There were some hard things about her life that Miriam could admit to herself. That first marriage to Lenny Flentlock: definite mistake. If you have to give a man the benefit of a large doubt twice, it’s just not going to work out in end because, well, it’s like what Alice warned her even before she met him, “men are never what they seem to be anyway.”

There were other things about her that slept close to truth but were so unsettling to a forward-looking, optimistic view of life that it was just better to keep them locked up inside, like a gun you wouldn’t want in the house with children. And so what? Miriam didn’t want to waste a lot of time sitting beneath trees letting her imagination run wild. There was too much to do on the clock, as is were. To her, the supposition that you can’t take secrets to the grave is, well, horse shit. She could, and she would. Enough said.

Besides, Clyde was a keeper, and their three enterprising children, Jefferson (aka “Big toe”), Jerod (aka “Little toe”) and Naomi would be right off the shelf at Woolworth’s, if Woolworth’s dispensed husbands and children.

Clyde was an actuary whose inside knowledge risks and benefits kept them all well within the margins of a safe path through time together. But then his cholesterol came back high in a manner that was inexplicable, and the Lipitor wasn’t enough.

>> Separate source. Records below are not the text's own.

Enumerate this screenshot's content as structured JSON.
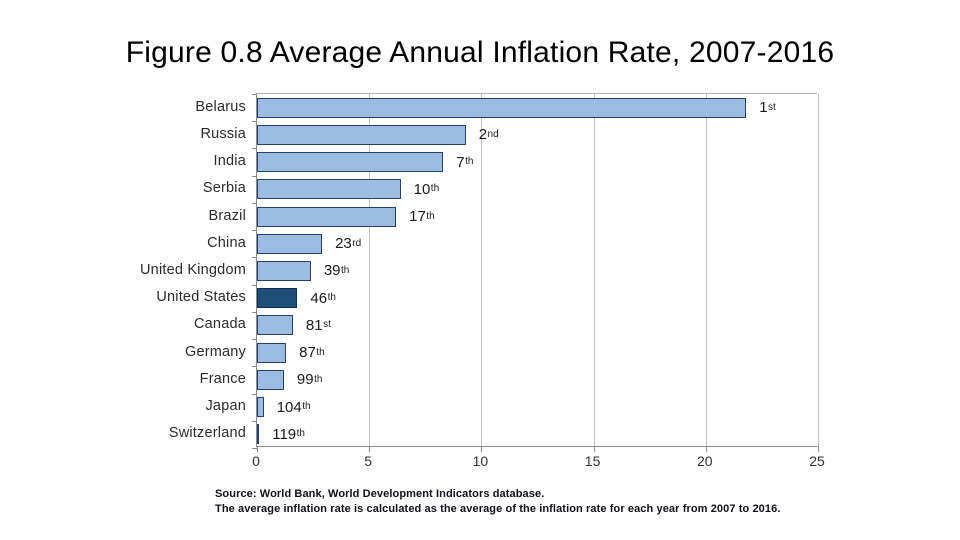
{
  "slide": {
    "title": "Figure 0.8 Average Annual Inflation Rate, 2007-2016",
    "source_line1": "Source: World Bank, World Development Indicators database.",
    "source_line2": "The average inflation rate is calculated as the average of the inflation rate for each year from 2007 to 2016."
  },
  "chart_data": {
    "type": "bar",
    "orientation": "horizontal",
    "title": "Figure 0.8 Average Annual Inflation Rate, 2007-2016",
    "xlabel": "",
    "ylabel": "",
    "categories": [
      "Belarus",
      "Russia",
      "India",
      "Serbia",
      "Brazil",
      "China",
      "United Kingdom",
      "United States",
      "Canada",
      "Germany",
      "France",
      "Japan",
      "Switzerland"
    ],
    "values": [
      21.8,
      9.3,
      8.3,
      6.4,
      6.2,
      2.9,
      2.4,
      1.8,
      1.6,
      1.3,
      1.2,
      0.3,
      0.1
    ],
    "rank_labels": [
      "1st",
      "2nd",
      "7th",
      "10th",
      "17th",
      "23rd",
      "39th",
      "46th",
      "81st",
      "87th",
      "99th",
      "104th",
      "119th"
    ],
    "highlight_index": 7,
    "xlim": [
      0,
      25
    ],
    "x_ticks": [
      0,
      5,
      10,
      15,
      20,
      25
    ],
    "grid": true,
    "legend": "none",
    "colors": {
      "bar_fill": "#9CBCE2",
      "bar_border": "#24406B",
      "highlight_fill": "#1F4E79",
      "highlight_border": "#132E54",
      "gridline": "#C2C2C2",
      "axis": "#8C8C8C",
      "label_text": "#2B2B2B",
      "rank_text": "#1A1A1A"
    }
  }
}
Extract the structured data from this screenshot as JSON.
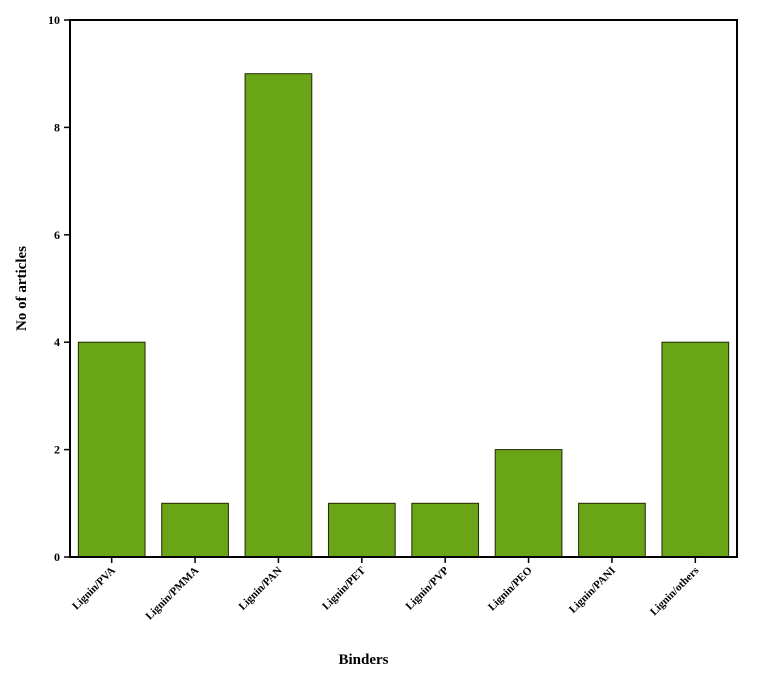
{
  "chart_data": {
    "type": "bar",
    "categories": [
      "Lignin/PVA",
      "Lignin/PMMA",
      "Lignin/PAN",
      "Lignin/PET",
      "Lignin/PVP",
      "Lignin/PEO",
      "Lignin/PANI",
      "Lignin/others"
    ],
    "values": [
      4,
      1,
      9,
      1,
      1,
      2,
      1,
      4
    ],
    "title": "",
    "xlabel": "Binders",
    "ylabel": "No of articles",
    "ylim": [
      0,
      10
    ],
    "yticks": [
      0,
      2,
      4,
      6,
      8,
      10
    ],
    "grid": false,
    "bar_color": "#6aa517",
    "bar_edge_color": "#1f2a05"
  }
}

So, then, for reasons not carefully discussed with Miriam, the whole family had to become exercise and nutrition freaks. Clyde was on it, and the two toes and Naomi chased it like a thrown stick. Miriam gamely tried to keep up, and lost 15 pounds in the process. They ran, they swam, they biked, they hiked, they cross-country skied, they gave up meat, then dispensed with partially hydrogenated oils and all other sources of trans fats, and then high fructose corn syrups, and then milk and egg products.

All this in three years. It was like they’d joined some vegan version of the Navy Seals or something and, by and by, Miriam acquiesced and accommodated this metamorphosis, even to the point of helping the kids order books about macrobiotics and micro nutrients.

What none of them realized is that Miriam had been having an affair with comfort food for quite some time. What they would never know, really, is how much fun it was, how exciting her little rebellion had become to her. It was the food, seasoned with the smoldering passion of defiance.

They later figured that she wanted to get caught because when Naomi returned earlier than expected from a 10k training run, the whole house smelled like fried hickory smoked bacon. And given their enhanced sensitivity to airborne fats, it was not as though an hour or two would make a difference.

Miriam was sitting at the kitchen table, a large jar of Hellman’s mayonnaise still open in the kitchen, the bacon, lettuce and tomato sandwich half-eaten and surrounded by a pile of thick-cut french fries. Beyond it, next to a vase holding a wild iris, was a brownie, with walnuts, and fudge frosting.

Naomi was so shocked she couldn’t speak.

“Hey Naomi,” Miriam greeted her, as she wiped tomato juice from her lips. “Wanta bite?”